2.4 Limitation of Damages. Except for the indemnity provided in Section 2.5 in this Agreement, in no event shall Licensor be liable for any
damages or losses, whether direct, incidental or consequential or otherwise, arising out of any claim or allegation or damage sustained by
Licensee or a third party, that arises from or relates to Licensee
s use of the Patents or the use of the Mark under this Agreement.

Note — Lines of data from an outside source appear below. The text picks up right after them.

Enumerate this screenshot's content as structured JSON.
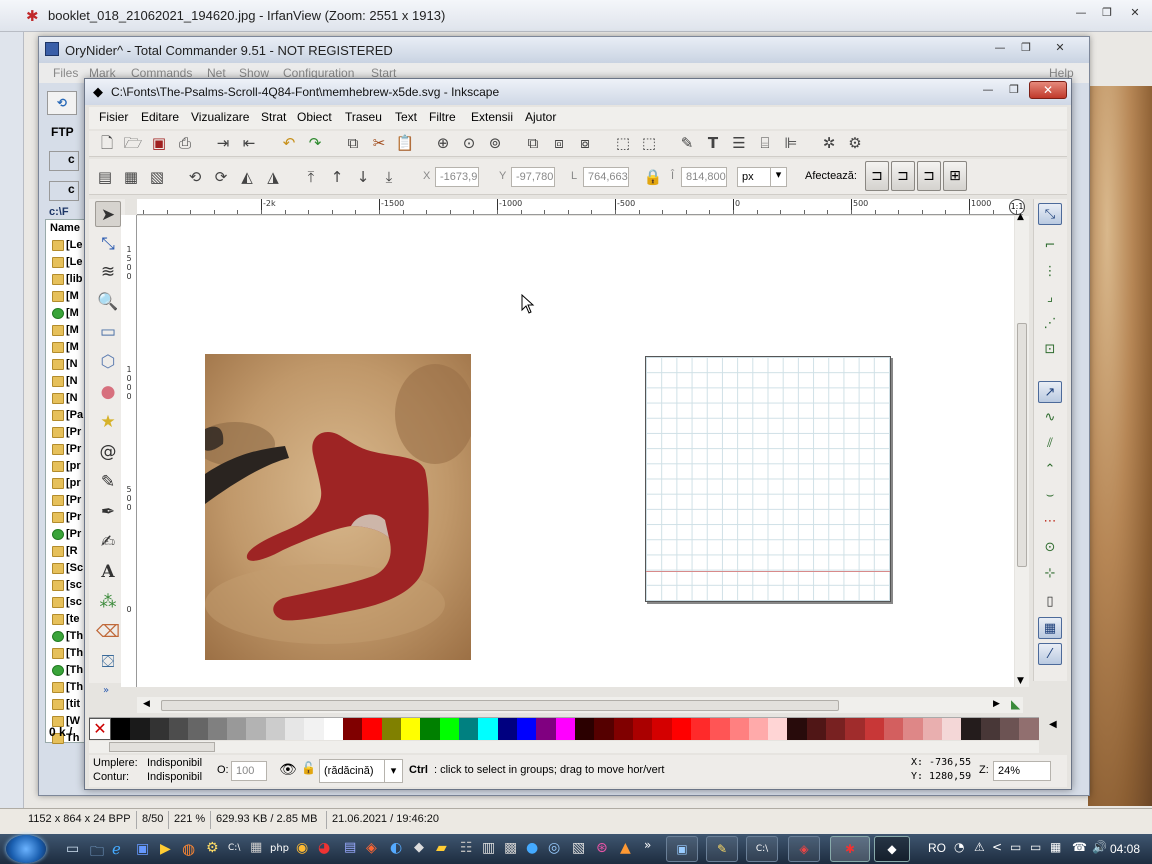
{
  "irfanview": {
    "title": "booklet_018_21062021_194620.jpg - IrfanView (Zoom: 2551 x 1913)",
    "status": [
      "1152 x 864 x 24 BPP",
      "8/50",
      "221 %",
      "629.93 KB / 2.85 MB",
      "21.06.2021 / 19:46:20"
    ]
  },
  "total_commander": {
    "title": "OryNider^ - Total Commander 9.51 - NOT REGISTERED",
    "menu": [
      "Files",
      "Mark",
      "Commands",
      "Net",
      "Show",
      "Configuration",
      "Start",
      "Help"
    ],
    "ftp_label": "FTP",
    "drive_label": "c",
    "path_label": "c:\\F",
    "column_header": "Name",
    "files": [
      "[Le",
      "[Le",
      "[lib",
      "[M",
      "[M",
      "[M",
      "[M",
      "[N",
      "[N",
      "[N",
      "[Pa",
      "[Pr",
      "[Pr",
      "[pr",
      "[pr",
      "[Pr",
      "[Pr",
      "[Pr",
      "[R",
      "[Sc",
      "[sc",
      "[sc",
      "[te",
      "[Th",
      "[Th",
      "[Th",
      "[Th",
      "[tit",
      "[W",
      "Th"
    ],
    "checked_rows": [
      4,
      17,
      23,
      25
    ],
    "free_space": "0 k / "
  },
  "inkscape": {
    "title": "C:\\Fonts\\The-Psalms-Scroll-4Q84-Font\\memhebrew-x5de.svg - Inkscape",
    "menu": [
      "Fisier",
      "Editare",
      "Vizualizare",
      "Strat",
      "Obiect",
      "Traseu",
      "Text",
      "Filtre",
      "Extensii",
      "Ajutor"
    ],
    "toolbar": {
      "x_label": "X",
      "x_value": "-1673,9",
      "y_label": "Y",
      "y_value": "-97,780",
      "w_label": "L",
      "w_value": "764,663",
      "h_label": "Î",
      "h_value": "814,800",
      "unit": "px",
      "affect_label": "Afectează:"
    },
    "ruler_labels": [
      "-2k",
      "-1500",
      "-1000",
      "-500",
      "0",
      "500",
      "1000"
    ],
    "vruler_labels": [
      "1500",
      "1000",
      "500",
      "0"
    ],
    "status": {
      "fill_label": "Umplere:",
      "fill_value": "Indisponibil",
      "stroke_label": "Contur:",
      "stroke_value": "Indisponibil",
      "opacity_label": "O:",
      "opacity_value": "100",
      "layer": "(rădăcină)",
      "hint_key": "Ctrl",
      "hint_text": ": click to select in groups; drag to move hor/vert",
      "x_coord": "X: -736,55",
      "y_coord": "Y: 1280,59",
      "zoom_label": "Z:",
      "zoom_value": "24%"
    },
    "palette": [
      "#000000",
      "#1a1a1a",
      "#333333",
      "#4d4d4d",
      "#666666",
      "#808080",
      "#999999",
      "#b3b3b3",
      "#cccccc",
      "#e6e6e6",
      "#f2f2f2",
      "#ffffff",
      "#800000",
      "#ff0000",
      "#808000",
      "#ffff00",
      "#008000",
      "#00ff00",
      "#008080",
      "#00ffff",
      "#000080",
      "#0000ff",
      "#800080",
      "#ff00ff",
      "#2b0000",
      "#550000",
      "#800000",
      "#aa0000",
      "#d40000",
      "#ff0000",
      "#ff2a2a",
      "#ff5555",
      "#ff8080",
      "#ffaaaa",
      "#ffd5d5",
      "#280b0b",
      "#501616",
      "#782121",
      "#a02c2c",
      "#c83737",
      "#d35f5f",
      "#de8787",
      "#e9afaf",
      "#f4d7d7",
      "#241c1c",
      "#483737",
      "#6c5353",
      "#916f6f"
    ],
    "glyph_color": "#9e2424"
  },
  "taskbar": {
    "lang": "RO",
    "clock": "04:08"
  }
}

2.5 Indemnity. Licensor, subject to the limitation below, shall indemnify, hold harmless, and defend Licensee, and its officers, agents, and
employees, against any and all claims, expense, judgments, liabilities, damages or losses, including reasonable attorney fees, court costs,
and any settlements, whether direct or consequential or otherwise, arising out of any claim or allegation that the Licensed Goods, solely
with respect to licensed rights hereunder, infringe or misappropriates any patent, copyright, trademark, trade secret, mask work, intention,
intellectual property right, or other proprietary right of any third party, including any claims of Trace O. Gordon associated with any
claims he may have concerning his status as co-inventor under Patent 5,336,146, and Licensee shall cooperate with Licensor, at
Licensor’s expense, in the defense or settlement of any such claim. In the event Licensor does not defend Licensee, Licensee shall have
the right to defend itself and its officers, agents, and employees against any such charge of infringement, misappropriation of trade secrets
or violation of any proprietary rights, and to deduct the cost of doing so from the royalties as they come due under Article 3.1 of this
Agreement. Licensor’s liabilities under this paragraph shall be limited to royalties as they come due after Licensor has received written
notice of such claim.
2.6 Proprietary Rights of Licensor. Ownership of subsequent developments, improvements, or inventions which are patented shall be jointly
owned by Licensor and Licensee when such developments, improvements, or inventions are derived by Licensee from claims allowed in
the Patents and may be used without the requirement for the payment of any additional royalties by Licensee other than those specified in
4.2 (A) of this Agreement. Otherwise, Licensor shall have sole and exclusive ownership of all right, title and interest in and to the Patent
and to all modifications and enhancements thereof made by Licensor subject only to the rights of Licensee under this License. Any
foreign patents developed by Licensor during the term of this Agreement shall be licensed to Licensee on the terms and conditions of this
Agreement without the requirement for the payment of any additional royalties by Licensee.
3.
ASSIGNMENT OF PATENT
3.1 Licensor agrees to assign patents covered by this Agreement to Licensee upon request of Licensee as long as Licensee is not in default
under this Agreement, and so long as Licensee has paid Licensor at least a total of $100,000 in royalties during the most recent four
calendar quarters cumulative. Licensor further agrees to assign all improvements to Licensee and to reasonably cooperate with Licensee
in prosecuting patent applications, both U.S. and foreign, covering the patented technology and/or any improvements, modifications,
enhancements or adaptations made to the patent technology or products covered under this Agreement by Licensee, provided that
Licensee shall pay all expenses (including legal fees and expenses) of the Licensor in connection therewith. Licensee shall be obligated to
pay all ongoing maintenance fees for existing patents previously obtained by Licensor.